Video: HUBUNGAN LAMPIRAN DALAM GANGGUAN PRIBADI PERBATASAN

Video: HUBUNGAN LAMPIRAN DALAM GANGGUAN PRIBADI PERBATASAN
Video: Parental Alienation: An Attachment-based Model 2024, Mungkin
HUBUNGAN LAMPIRAN DALAM GANGGUAN PRIBADI PERBATASAN
HUBUNGAN LAMPIRAN DALAM GANGGUAN PRIBADI PERBATASAN
Anonim

Teori keterikatan dikembangkan oleh J. Bowlby dan menyoroti kebutuhan seseorang untuk membentuk hubungan emosional yang erat, yang dimanifestasikan dalam kedekatan dan jarak dalam kontak dengan orang yang peduli. Membangun hubungan yang aman adalah tujuan dari sistem keterikatan yang berfungsi sebagai pengatur pengalaman emosional. Di pihak ibu, keterikatan diekspresikan dalam merawat anak, memperhatikan isyarat yang diberikannya, berkomunikasi dengannya sebagai makhluk sosial, tidak terbatas hanya pada pemenuhan kebutuhan fisiologis. Diketahui bahwa aspek kunci dari gangguan kepribadian ambang (BPD) adalah kesulitan interpersonal, disertai dengan afek negatif dan impulsif.

Dalam eksperimen yang dilakukan oleh M. Ainsworth, tiga jenis utama keterikatan diidentifikasi: aman dan dua tidak aman, penghindar dan lampiran ambivalen. Kemudian, jenis keterikatan lain dijelaskan - tidak teratur. Dengan jenis keterikatan ini, anak menganggap dunia sebagai bermusuhan dan mengancam, dan perilaku anak tidak dapat diprediksi dan kacau.
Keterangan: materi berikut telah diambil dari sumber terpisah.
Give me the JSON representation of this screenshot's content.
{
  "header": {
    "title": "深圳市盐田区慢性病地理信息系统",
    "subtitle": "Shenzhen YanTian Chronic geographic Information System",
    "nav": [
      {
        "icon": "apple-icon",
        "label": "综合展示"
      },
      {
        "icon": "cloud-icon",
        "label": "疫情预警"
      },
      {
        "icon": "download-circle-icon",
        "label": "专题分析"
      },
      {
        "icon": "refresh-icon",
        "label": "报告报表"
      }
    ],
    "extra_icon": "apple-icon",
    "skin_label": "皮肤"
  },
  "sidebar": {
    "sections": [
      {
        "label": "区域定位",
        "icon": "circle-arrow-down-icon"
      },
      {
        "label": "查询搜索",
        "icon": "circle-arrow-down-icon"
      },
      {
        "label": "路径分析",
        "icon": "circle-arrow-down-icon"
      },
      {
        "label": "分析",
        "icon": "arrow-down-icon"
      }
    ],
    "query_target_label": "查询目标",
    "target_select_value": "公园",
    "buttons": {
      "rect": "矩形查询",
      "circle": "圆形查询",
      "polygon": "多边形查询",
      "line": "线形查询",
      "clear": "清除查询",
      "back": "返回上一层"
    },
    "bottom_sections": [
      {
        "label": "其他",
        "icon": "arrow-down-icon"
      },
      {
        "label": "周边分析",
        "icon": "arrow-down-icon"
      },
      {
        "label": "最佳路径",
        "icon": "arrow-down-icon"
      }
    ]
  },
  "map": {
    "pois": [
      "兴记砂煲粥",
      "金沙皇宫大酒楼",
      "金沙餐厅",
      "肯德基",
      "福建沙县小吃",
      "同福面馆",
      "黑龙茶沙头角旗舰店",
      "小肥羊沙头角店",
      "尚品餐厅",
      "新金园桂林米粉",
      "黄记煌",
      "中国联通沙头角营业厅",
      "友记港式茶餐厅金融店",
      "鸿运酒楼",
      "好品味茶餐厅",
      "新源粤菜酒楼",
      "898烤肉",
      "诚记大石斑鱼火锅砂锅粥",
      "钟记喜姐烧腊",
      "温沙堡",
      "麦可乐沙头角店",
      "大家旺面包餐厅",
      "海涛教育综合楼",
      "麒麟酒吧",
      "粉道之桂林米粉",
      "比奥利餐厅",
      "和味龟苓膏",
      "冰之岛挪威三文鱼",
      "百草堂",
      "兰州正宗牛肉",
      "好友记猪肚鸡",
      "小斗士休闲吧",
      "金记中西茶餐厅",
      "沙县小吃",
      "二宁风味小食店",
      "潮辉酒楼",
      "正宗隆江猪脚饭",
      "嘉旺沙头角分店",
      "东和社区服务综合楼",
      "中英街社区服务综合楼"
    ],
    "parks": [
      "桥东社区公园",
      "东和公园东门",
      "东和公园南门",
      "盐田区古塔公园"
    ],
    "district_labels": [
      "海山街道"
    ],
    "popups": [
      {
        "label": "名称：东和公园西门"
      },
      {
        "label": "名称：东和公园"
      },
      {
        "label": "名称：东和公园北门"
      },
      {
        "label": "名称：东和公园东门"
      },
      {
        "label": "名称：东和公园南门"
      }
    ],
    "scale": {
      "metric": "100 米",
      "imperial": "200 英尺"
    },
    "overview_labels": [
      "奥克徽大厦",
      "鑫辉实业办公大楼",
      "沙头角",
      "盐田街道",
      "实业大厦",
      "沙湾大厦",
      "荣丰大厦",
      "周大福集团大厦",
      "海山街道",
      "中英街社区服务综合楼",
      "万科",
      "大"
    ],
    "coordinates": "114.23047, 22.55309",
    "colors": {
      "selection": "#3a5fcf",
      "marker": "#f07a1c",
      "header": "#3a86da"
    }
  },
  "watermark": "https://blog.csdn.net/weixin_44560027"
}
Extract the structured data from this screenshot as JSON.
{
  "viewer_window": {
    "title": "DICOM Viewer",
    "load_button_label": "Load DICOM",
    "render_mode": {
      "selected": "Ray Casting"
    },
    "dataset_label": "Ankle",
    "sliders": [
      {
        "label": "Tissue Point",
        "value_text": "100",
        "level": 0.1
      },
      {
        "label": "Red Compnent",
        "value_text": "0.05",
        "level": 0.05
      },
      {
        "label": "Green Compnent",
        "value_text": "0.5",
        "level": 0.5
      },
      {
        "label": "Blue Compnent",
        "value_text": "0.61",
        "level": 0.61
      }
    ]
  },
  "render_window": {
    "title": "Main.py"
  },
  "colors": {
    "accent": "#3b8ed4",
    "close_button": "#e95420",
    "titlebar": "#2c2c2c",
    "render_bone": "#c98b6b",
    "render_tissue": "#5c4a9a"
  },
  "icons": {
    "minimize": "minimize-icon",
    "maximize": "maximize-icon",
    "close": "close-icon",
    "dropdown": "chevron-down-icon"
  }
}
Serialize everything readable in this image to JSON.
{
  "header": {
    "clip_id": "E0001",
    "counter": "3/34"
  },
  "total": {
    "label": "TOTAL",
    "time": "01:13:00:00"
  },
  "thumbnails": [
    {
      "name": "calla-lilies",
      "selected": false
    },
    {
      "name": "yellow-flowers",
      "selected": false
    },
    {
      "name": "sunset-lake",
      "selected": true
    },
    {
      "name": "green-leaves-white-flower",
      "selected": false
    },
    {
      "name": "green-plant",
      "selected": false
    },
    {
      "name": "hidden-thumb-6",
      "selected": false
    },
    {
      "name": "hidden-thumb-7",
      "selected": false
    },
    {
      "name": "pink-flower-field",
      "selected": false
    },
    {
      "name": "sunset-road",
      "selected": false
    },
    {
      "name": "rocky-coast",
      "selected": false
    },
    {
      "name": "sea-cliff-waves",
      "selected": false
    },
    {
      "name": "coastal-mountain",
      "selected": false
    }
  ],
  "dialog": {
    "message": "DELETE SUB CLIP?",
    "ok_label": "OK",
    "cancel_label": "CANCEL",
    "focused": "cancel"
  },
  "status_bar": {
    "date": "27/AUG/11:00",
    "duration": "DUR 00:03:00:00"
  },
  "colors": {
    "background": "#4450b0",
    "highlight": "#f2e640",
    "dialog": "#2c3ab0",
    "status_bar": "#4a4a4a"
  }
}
Pembentukan keterikatan yang tidak teratur terjadi dalam kasus-kasus di mana objek keterikatan dalam proses mengasuh anak membuat pelanggaran yang signifikan dan berat terhadap proses ini, dan juga tidak dapat mengenali dan merasakan kebutuhan anak.

Karena kenyataan bahwa keterikatan yang tidak teratur terbentuk dalam kondisi pengabaian kebutuhan anak dan pelanggaran berat merawatnya, sistem keterikatan seperti itu tidak dapat memenuhi fungsi utamanya: pengaturan negara, termasuk kegembiraan, yang disebabkan oleh takut.

Pada saat yang sama, reaksi dan perilaku orang tua itu sendiri sering berkontribusi pada munculnya rasa takut pada anak. Anak menemukan dirinya dalam perangkap tuntutan paradoks: perilaku orang tua menimbulkan rasa takut pada anak, sementara logika sistem keterikatan mendorong anak untuk mencari kepastian dan relaksasi keadaan afektif dalam sosok khusus ini.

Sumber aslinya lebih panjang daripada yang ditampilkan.